Buddhist nationalism in Myanmar has been noticeably more prevalent since the start of the democratic change in 2011. Instead of being a formal organization, MaBaTha might be thought of as a campaign-focused specialized organization. The activities and rise of the group accurately capture how Buddhist Burmese see racial, ethnic, and religious identity as crucial to a sense of national identity. MaBaTha has political objectives that call for limiting the rights of the nation’s racial and religious minorities via changing policies (International Crisis Group 12). This campaigning primarily targets Muslims from the Rohingya ethnic group and publicly contests the idea of distinct citizenship. Burmese Buddhist religious nationalism has been entwined with political and religious objectives ever since Parliament designated Buddhism as the official religion.
MaBaTha’s rise may be seen through social and cultural activities. The group engages in actions that are typical of grassroots movements, such as providing social assistance and promoting shared cultural ideals (International Crisis Group 14). Growing hostilities with the Muslim community, as well as incidents like the Taliban destroying Buddha monuments in 2001, provide MaBaTha fertile ground for the rise. The passage of four pieces of legislation in 2015 served as the movement’s key momentum. The Population Control Law, The Buddhist Women’s Special Marriage Law, The Religious Conversion Law, and The Monogamy Law were adopted by huge lobbying from MaBaTha activists (International Crisis Group 15). By enforcing population control in a state with a majority of Muslims and demanding special authorization for marriage and other customs, these rules practically invalidated other ethnic groups and religions. These laws have drawn a lot of attention from around the world because they seem to be anti-Muslim and discriminatory (International Crisis Group 16).

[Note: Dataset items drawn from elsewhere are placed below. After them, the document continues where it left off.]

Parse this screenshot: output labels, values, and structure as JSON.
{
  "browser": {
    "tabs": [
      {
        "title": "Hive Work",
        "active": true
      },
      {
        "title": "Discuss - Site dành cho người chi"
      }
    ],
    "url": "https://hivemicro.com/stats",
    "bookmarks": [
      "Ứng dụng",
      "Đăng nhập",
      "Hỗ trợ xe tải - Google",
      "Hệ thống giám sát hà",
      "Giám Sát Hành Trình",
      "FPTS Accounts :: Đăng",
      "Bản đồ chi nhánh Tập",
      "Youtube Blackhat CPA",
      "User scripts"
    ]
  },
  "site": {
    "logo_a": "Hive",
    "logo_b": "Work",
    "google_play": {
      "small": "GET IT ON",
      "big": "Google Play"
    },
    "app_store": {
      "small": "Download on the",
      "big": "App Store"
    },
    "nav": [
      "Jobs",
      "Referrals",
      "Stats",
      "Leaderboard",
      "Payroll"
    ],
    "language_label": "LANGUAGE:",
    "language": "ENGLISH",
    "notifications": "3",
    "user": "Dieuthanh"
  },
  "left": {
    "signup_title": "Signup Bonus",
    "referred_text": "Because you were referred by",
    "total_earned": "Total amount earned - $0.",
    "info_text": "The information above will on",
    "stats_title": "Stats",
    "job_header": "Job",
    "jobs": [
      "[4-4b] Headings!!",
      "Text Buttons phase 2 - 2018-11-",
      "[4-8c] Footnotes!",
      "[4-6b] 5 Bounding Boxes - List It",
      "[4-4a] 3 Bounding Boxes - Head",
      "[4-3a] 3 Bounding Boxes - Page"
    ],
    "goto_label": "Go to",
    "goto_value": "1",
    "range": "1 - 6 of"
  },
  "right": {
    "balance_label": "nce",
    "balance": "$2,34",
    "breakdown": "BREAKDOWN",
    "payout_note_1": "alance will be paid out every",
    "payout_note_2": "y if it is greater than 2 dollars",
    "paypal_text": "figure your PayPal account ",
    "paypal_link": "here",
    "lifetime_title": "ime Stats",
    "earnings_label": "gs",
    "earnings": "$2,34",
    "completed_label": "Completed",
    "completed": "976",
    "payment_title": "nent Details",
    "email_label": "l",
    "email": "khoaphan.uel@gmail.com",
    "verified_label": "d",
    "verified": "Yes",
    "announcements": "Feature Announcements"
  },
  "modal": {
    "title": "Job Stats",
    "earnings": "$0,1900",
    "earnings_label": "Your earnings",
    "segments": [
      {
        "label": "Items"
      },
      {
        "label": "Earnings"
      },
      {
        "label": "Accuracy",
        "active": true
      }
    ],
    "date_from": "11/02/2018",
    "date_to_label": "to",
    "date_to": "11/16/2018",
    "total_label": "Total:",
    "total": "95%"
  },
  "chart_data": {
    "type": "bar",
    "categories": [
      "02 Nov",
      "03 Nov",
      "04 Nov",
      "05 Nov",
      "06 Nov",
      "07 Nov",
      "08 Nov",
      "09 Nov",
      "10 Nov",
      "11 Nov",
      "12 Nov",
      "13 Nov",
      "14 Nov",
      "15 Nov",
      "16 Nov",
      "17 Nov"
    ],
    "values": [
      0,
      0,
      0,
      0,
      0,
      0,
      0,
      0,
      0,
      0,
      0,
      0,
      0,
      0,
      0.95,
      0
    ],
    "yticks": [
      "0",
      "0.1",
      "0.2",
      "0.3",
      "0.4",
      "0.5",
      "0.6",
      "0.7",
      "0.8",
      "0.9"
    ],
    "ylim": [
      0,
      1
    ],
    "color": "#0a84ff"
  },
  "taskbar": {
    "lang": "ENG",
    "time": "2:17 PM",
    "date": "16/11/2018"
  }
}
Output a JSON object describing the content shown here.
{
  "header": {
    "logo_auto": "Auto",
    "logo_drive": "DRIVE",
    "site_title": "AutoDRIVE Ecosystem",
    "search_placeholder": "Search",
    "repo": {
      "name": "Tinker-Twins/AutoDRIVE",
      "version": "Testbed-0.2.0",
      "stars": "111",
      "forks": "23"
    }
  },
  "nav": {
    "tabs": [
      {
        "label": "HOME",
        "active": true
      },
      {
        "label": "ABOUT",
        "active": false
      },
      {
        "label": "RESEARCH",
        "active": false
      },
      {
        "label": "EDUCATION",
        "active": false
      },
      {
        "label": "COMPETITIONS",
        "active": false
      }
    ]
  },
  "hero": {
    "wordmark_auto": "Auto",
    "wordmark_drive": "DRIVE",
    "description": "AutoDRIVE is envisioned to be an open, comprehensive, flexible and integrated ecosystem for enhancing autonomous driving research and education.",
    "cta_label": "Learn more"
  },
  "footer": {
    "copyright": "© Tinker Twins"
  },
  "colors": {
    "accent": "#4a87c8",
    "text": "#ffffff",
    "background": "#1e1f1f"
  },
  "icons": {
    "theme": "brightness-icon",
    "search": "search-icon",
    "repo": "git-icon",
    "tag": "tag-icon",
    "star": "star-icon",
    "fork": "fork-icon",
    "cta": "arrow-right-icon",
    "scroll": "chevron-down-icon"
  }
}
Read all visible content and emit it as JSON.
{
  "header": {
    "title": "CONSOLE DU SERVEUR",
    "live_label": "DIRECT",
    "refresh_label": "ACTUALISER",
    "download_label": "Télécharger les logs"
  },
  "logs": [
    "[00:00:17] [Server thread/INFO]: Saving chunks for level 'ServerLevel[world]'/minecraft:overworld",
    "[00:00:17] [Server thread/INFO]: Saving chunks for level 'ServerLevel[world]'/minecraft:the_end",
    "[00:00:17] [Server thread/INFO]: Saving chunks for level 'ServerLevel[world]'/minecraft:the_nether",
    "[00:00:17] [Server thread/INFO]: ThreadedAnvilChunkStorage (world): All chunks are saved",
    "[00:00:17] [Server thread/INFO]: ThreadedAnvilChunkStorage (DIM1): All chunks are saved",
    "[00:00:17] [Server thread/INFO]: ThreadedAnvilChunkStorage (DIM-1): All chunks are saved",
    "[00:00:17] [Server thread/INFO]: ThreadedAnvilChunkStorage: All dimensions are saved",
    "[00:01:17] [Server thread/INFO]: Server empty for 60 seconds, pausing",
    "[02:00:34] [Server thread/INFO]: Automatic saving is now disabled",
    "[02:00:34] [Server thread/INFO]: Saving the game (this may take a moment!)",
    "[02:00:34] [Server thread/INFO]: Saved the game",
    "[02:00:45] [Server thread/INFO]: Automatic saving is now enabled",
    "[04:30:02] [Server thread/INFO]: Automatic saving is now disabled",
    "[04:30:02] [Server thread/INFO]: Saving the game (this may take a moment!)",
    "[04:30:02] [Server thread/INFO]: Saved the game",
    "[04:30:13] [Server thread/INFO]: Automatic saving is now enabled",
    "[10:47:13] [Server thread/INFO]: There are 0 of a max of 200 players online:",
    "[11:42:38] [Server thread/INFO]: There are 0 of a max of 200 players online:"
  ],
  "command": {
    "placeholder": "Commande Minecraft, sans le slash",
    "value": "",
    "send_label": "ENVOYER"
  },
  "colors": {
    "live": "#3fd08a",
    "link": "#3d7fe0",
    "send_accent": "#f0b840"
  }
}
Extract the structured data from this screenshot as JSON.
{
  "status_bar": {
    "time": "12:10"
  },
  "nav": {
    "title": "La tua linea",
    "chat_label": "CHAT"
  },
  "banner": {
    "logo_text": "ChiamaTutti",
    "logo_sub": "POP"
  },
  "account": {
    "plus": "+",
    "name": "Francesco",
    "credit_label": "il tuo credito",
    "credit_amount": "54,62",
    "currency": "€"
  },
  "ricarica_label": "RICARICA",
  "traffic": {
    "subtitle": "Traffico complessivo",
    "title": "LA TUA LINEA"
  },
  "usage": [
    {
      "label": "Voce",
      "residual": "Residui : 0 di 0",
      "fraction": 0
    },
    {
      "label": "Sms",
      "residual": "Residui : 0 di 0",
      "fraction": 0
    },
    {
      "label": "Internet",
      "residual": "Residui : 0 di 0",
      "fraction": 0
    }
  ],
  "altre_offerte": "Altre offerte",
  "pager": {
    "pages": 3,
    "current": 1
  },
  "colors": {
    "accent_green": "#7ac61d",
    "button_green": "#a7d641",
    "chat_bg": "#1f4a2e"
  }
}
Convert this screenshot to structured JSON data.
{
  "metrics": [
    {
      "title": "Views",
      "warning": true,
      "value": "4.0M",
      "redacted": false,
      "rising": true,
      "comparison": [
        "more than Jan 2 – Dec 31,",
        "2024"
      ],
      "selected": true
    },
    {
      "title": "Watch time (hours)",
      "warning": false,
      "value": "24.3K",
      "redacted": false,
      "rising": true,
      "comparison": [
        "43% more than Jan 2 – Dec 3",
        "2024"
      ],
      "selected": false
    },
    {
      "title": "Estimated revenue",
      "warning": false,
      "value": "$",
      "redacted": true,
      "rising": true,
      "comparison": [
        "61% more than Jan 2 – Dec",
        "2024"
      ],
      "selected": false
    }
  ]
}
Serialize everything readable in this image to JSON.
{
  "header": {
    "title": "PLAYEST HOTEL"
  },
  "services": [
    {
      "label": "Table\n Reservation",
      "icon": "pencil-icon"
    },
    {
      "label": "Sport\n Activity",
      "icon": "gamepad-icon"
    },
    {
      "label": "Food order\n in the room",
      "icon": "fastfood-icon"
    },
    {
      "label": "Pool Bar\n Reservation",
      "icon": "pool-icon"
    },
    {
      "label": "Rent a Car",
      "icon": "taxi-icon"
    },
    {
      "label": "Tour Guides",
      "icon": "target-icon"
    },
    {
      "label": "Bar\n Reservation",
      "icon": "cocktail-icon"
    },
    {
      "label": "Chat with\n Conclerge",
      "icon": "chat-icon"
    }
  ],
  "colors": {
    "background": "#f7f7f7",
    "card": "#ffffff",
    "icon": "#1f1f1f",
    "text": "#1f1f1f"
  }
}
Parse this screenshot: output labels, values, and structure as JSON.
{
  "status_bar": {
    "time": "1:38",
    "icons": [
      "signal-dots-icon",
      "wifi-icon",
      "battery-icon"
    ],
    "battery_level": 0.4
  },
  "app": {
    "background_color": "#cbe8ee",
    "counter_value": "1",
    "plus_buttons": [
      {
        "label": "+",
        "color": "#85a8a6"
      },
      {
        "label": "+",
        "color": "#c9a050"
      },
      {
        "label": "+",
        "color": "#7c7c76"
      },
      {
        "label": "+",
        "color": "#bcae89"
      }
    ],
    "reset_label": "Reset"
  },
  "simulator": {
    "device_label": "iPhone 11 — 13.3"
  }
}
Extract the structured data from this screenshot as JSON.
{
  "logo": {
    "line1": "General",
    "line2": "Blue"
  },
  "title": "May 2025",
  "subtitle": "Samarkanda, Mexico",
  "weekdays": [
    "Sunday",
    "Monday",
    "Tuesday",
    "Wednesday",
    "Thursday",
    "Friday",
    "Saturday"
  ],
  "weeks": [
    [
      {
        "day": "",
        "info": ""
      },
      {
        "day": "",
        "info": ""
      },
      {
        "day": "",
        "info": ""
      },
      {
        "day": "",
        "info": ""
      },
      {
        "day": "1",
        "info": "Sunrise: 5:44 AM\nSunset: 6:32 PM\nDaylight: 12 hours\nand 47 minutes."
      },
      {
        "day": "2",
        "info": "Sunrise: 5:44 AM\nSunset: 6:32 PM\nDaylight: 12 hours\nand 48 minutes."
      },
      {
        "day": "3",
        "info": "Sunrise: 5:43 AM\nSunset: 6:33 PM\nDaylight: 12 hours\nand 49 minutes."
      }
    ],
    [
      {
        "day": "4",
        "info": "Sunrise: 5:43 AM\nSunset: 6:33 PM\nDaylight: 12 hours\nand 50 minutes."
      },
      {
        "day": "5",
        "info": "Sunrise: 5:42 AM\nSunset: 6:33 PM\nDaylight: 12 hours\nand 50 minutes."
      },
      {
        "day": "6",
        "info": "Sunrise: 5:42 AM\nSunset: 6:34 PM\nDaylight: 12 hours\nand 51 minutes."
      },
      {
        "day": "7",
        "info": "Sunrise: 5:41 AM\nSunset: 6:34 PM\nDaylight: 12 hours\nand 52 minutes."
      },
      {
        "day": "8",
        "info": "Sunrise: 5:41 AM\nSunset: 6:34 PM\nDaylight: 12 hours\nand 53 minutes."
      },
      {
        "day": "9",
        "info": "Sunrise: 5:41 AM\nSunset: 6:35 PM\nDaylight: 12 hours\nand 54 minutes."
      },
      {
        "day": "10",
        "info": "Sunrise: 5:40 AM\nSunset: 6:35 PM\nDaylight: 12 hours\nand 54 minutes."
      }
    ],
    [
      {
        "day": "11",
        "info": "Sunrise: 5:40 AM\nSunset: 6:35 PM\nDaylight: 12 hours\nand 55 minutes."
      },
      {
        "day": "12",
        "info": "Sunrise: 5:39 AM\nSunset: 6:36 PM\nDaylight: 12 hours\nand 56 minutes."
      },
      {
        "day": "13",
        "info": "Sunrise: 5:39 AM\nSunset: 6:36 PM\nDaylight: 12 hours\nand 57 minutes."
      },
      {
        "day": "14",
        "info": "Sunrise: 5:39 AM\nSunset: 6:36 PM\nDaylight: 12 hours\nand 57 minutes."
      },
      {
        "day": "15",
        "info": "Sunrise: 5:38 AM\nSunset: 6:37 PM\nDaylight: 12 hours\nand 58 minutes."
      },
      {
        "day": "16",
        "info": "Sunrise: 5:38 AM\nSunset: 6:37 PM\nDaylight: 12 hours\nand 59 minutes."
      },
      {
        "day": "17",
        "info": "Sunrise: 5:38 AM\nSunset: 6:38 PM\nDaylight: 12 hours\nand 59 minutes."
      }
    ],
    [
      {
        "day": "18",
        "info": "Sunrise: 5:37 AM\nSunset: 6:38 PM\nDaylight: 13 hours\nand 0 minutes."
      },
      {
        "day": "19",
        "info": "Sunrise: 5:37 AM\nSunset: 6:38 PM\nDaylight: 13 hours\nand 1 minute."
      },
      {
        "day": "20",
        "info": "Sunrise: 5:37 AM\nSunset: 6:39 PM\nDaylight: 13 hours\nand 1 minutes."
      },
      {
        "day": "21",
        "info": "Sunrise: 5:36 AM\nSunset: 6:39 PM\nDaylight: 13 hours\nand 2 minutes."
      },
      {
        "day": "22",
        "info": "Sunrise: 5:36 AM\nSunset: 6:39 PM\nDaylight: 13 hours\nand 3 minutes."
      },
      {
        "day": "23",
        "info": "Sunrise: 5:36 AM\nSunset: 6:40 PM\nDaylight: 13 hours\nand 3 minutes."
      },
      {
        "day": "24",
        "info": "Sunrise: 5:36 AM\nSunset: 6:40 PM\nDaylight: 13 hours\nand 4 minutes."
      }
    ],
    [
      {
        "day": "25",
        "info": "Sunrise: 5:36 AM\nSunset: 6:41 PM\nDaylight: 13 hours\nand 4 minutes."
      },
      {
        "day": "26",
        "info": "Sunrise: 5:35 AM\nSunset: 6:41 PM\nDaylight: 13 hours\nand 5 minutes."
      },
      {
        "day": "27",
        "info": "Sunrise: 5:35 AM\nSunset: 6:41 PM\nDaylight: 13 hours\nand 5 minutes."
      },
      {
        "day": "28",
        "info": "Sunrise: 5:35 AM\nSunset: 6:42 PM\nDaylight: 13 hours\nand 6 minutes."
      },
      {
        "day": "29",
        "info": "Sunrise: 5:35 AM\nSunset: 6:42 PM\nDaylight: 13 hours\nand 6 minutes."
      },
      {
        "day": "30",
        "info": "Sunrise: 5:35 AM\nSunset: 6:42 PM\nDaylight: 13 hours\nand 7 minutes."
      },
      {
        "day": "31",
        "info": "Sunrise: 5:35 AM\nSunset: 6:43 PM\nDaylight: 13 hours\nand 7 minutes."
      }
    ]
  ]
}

They may also be in violation of Myanmar’s treaty obligations under various international human rights conventions as well as the country’s constitutional guarantees of freedom of religion and equality.
As a major facilitator, MaBaTha bases its tactics and propaganda on epistemic populism. Epistemological populism is a theory of knowledge that favors generic ideas and sentiments that are either attributed to the whole population or a sizable percentage of it over evidence and expert opinion. This became extremely evident in the group’s anti-Rohingya protests and writings. The movement has developed a historical narrative that is entwined with a long-held Buddhist nationalism that claims that only pious Buddhist Burmese are entitled to Burma and that everyone else is an intruder or a threat to the nation (International Crisis Group 25). The movement is also portrayed in MaBaTha propaganda as being opposed to Islam and other non-Burmese customs and beliefs. Although the movement can be viewed as merely an organization, its powerful position, monastic status, and MaBaTha’s political momentum have allowed for the effective deployment of violence against the nation’s unrecognized ethnic and religious minority community.
Despite efforts by more democratic Buddhist groups, such as those affiliated with ASSK, MaBaTha continues to have a significant online and offline presence. As fake news, nationalist slogans, and viral disinformation combine in explosive ways to fuel the political discourse, the rising importance of high-speed internet and social media has worsened ethnic and religious differences in Myanmar (International Crisis Group 31). Due to the military’s strict supervision, Aung San Suu Kyi’s functions were constrained, which ultimately resulted in the coup. Their reaction to the Rohingya and other ethnic conflicts that have pervaded Myanmar since 2011 has been one of inaction, which has only made things worse.
Work Cited
International Crisis Group. “Buddhism and state power in Myanmar.” Crisis Group Asia Report, no. 290 (2017).